Swan Lake is our best known ballet. But why is it so famous? Why are we so fascinated to see people performing as birds on stage, and why exactly swans? These are some of the questions choreographer Alexander Ekman has asked himself in A Swan Lake.
Swan Lake premiered at the Bolshoi Theatre in Moscow in 1877, to the music of Tchaikovsky. What many people do not know is that the original version was a major fiasco and was quickly forgotten. Not until Petipa/Ivanov's new production eight years later did the ballet achieve recognition. This interested Alexander Ekman – the forgotten Swan Lake, a work about which we know nothing. Now he has chosen to recreate and freely poeticise over this first Swan Lake, the fiasco.

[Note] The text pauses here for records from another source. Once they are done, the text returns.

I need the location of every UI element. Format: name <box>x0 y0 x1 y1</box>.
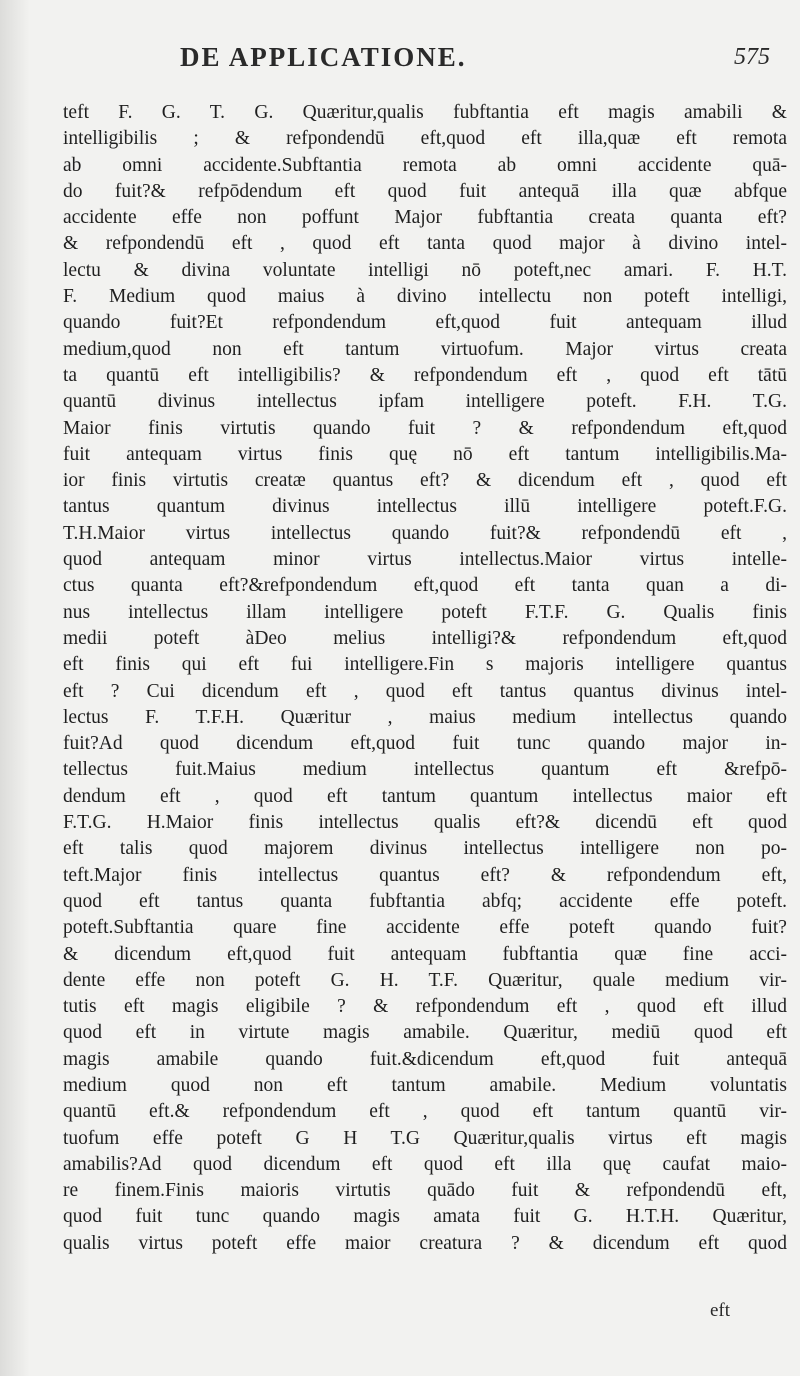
text-line: & refpondendū eft , quod eft tanta quod major à divino intel- <box>63 233 787 255</box>
text-line: dente effe non poteft G. H. T.F. Quæritur, quale medium vir- <box>63 969 787 991</box>
text-line: lectus F. T.F.H. Quæritur , maius medium intellectus quando <box>63 706 787 728</box>
text-line: dendum eft , quod eft tantum quantum intellectus maior eft <box>63 785 787 807</box>
text-line: quod eft in virtute magis amabile. Quæritur, mediū quod eft <box>63 1022 787 1044</box>
text-line: quod fuit tunc quando magis amata fuit G. H.T.H. Quæritur, <box>63 1206 787 1228</box>
text-line: quod eft tantus quanta fubftantia abfq; accidente effe poteft. <box>63 890 787 912</box>
text-line: ab omni accidente.Subftantia remota ab omni accidente quā- <box>63 154 787 176</box>
text-line: ctus quanta eft?&refpondendum eft,quod eft tanta quan a di- <box>63 575 787 597</box>
text-line: medium,quod non eft tantum virtuofum. Major virtus creata <box>63 338 787 360</box>
text-line: quod antequam minor virtus intellectus.Maior virtus intelle- <box>63 549 787 571</box>
text-line: teft F. G. T. G. Quæritur,qualis fubftantia eft magis amabili & <box>63 102 787 123</box>
text-line: F.T.G. H.Maior finis intellectus qualis eft?& dicendū eft quod <box>63 812 787 834</box>
text-line: do fuit?& refpōdendum eft quod fuit antequā illa quæ abfque <box>63 180 787 202</box>
text-line: fuit antequam virtus finis quę nō eft tantum intelligibilis.Ma- <box>63 443 787 465</box>
text-line: Maior finis virtutis quando fuit ? & refpondendum eft,quod <box>63 417 787 439</box>
text-line: medium quod non eft tantum amabile. Medium voluntatis <box>63 1074 787 1096</box>
text-line: F. Medium quod maius à divino intellectu non poteft intelligi, <box>63 286 787 308</box>
running-title: DE APPLICATIONE. <box>180 42 467 72</box>
text-line: medii poteft àDeo melius intelligi?& refpondendum eft,quod <box>63 627 787 649</box>
text-line: nus intellectus illam intelligere poteft F.T.F. G. Qualis finis <box>63 601 787 623</box>
text-line: ta quantū eft intelligibilis? & refpondendum eft , quod eft tātū <box>63 364 787 386</box>
text-line: tuofum effe poteft G H T.G Quæritur,qualis virtus eft magis <box>63 1127 787 1149</box>
text-line: fuit?Ad quod dicendum eft,quod fuit tunc quando major in- <box>63 733 787 755</box>
text-line: eft finis qui eft fui intelligere.Fin s majoris intelligere quantus <box>63 654 787 676</box>
text-line: poteft.Subftantia quare fine accidente effe poteft quando fuit? <box>63 917 787 939</box>
text-line: T.H.Maior virtus intellectus quando fuit?& refpondendū eft , <box>63 522 787 544</box>
text-line: magis amabile quando fuit.&dicendum eft,quod fuit antequā <box>63 1048 787 1070</box>
text-line: lectu & divina voluntate intelligi nō poteft,nec amari. F. H.T. <box>63 259 787 281</box>
text-line: qualis virtus poteft effe maior creatura ? & dicendum eft quod <box>63 1232 787 1254</box>
text-line: accidente effe non poffunt Major fubftantia creata quanta eft? <box>63 207 787 229</box>
text-line: intelligibilis ; & refpondendū eft,quod eft illa,quæ eft remota <box>63 128 787 150</box>
text-line: ior finis virtutis creatæ quantus eft? & dicendum eft , quod eft <box>63 470 787 492</box>
text-line: re finem.Finis maioris virtutis quādo fuit & refpondendū eft, <box>63 1180 787 1202</box>
text-line: eft ? Cui dicendum eft , quod eft tantus quantus divinus intel- <box>63 680 787 702</box>
text-line: quantū eft.& refpondendum eft , quod eft tantum quantū vir- <box>63 1101 787 1123</box>
text-line: quando fuit?Et refpondendum eft,quod fuit antequam illud <box>63 312 787 334</box>
text-line: amabilis?Ad quod dicendum eft quod eft illa quę caufat maio- <box>63 1153 787 1175</box>
page-number: 575 <box>734 44 770 70</box>
text-line: eft talis quod majorem divinus intellectus intelligere non po- <box>63 838 787 860</box>
text-line: & dicendum eft,quod fuit antequam fubftantia quæ fine acci- <box>63 943 787 965</box>
text-line: tantus quantum divinus intellectus illū intelligere poteft.F.G. <box>63 496 787 518</box>
text-line: tellectus fuit.Maius medium intellectus quantum eft &refpō- <box>63 759 787 781</box>
body-text <box>63 100 787 1257</box>
text-line: quantū divinus intellectus ipfam intelligere poteft. F.H. T.G. <box>63 391 787 413</box>
text-line: teft.Major finis intellectus quantus eft? & refpondendum eft, <box>63 864 787 886</box>
catchword: eft <box>710 1300 731 1321</box>
text-line: tutis eft magis eligibile ? & refpondendum eft , quod eft illud <box>63 996 787 1018</box>
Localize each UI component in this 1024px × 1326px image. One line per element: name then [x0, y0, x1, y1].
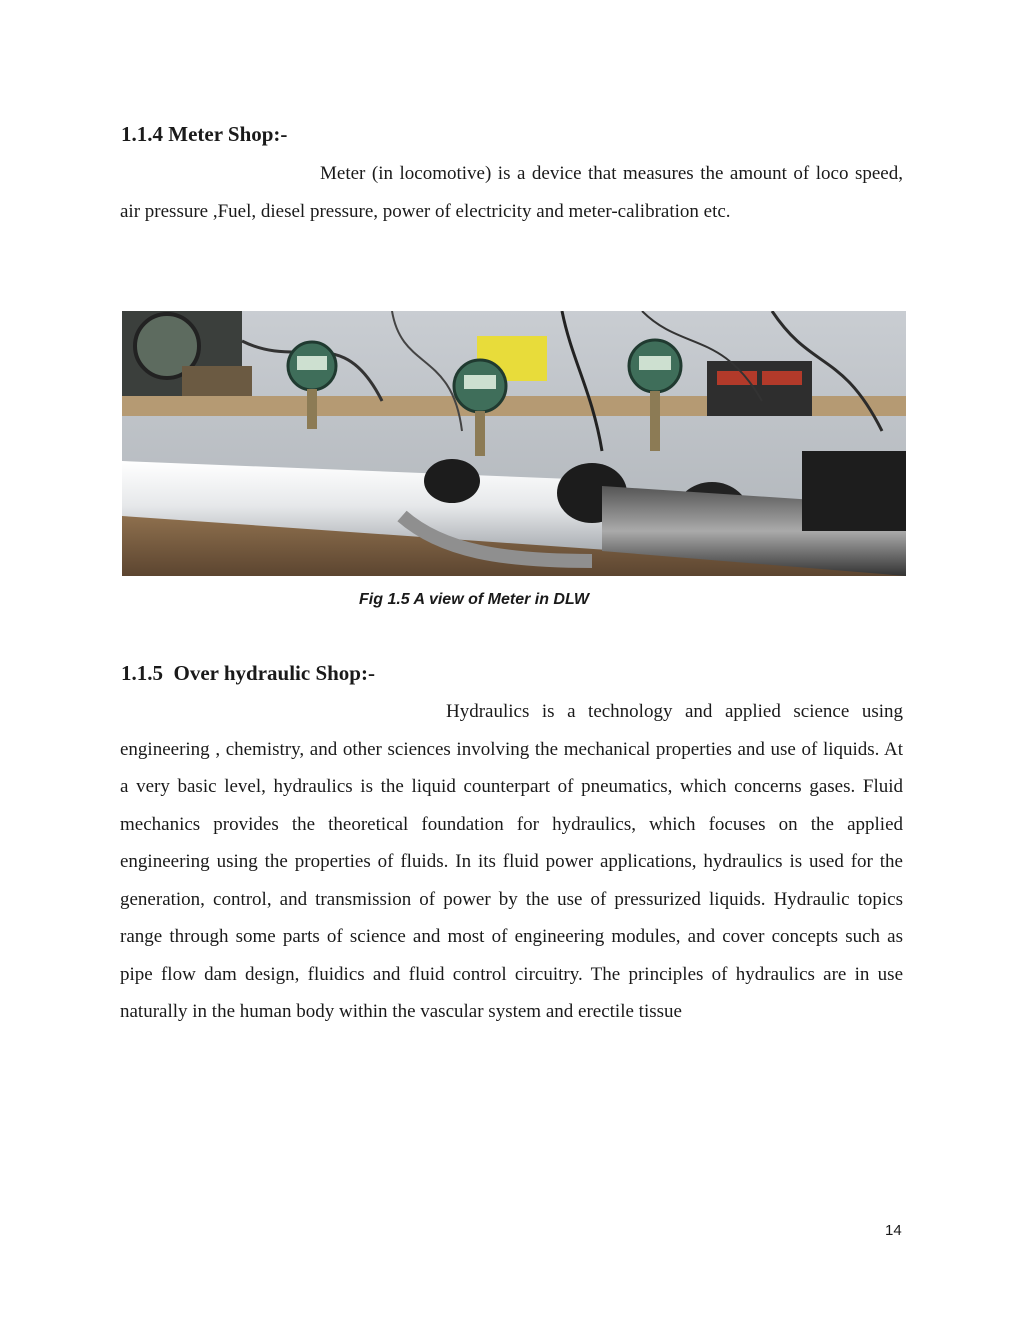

Alexander Ekman is permanent choreographer with the Nederlands Dans Theater and has enjoyed tremendous success with us with the ballet Resin as part of our September Dance programme in 2012. He is known for his distinctive style, which combines the humorous and playful with reflection on ballet as an art form. A Swan Lake is his first full-length narrative ballet. Together with top designer Henrik Vibskov and with new music by composer Mikael Karlsson, he has created A Swan Lake with the whole company on stage, a full orchestra in the pit and a real lake on the Main House stage!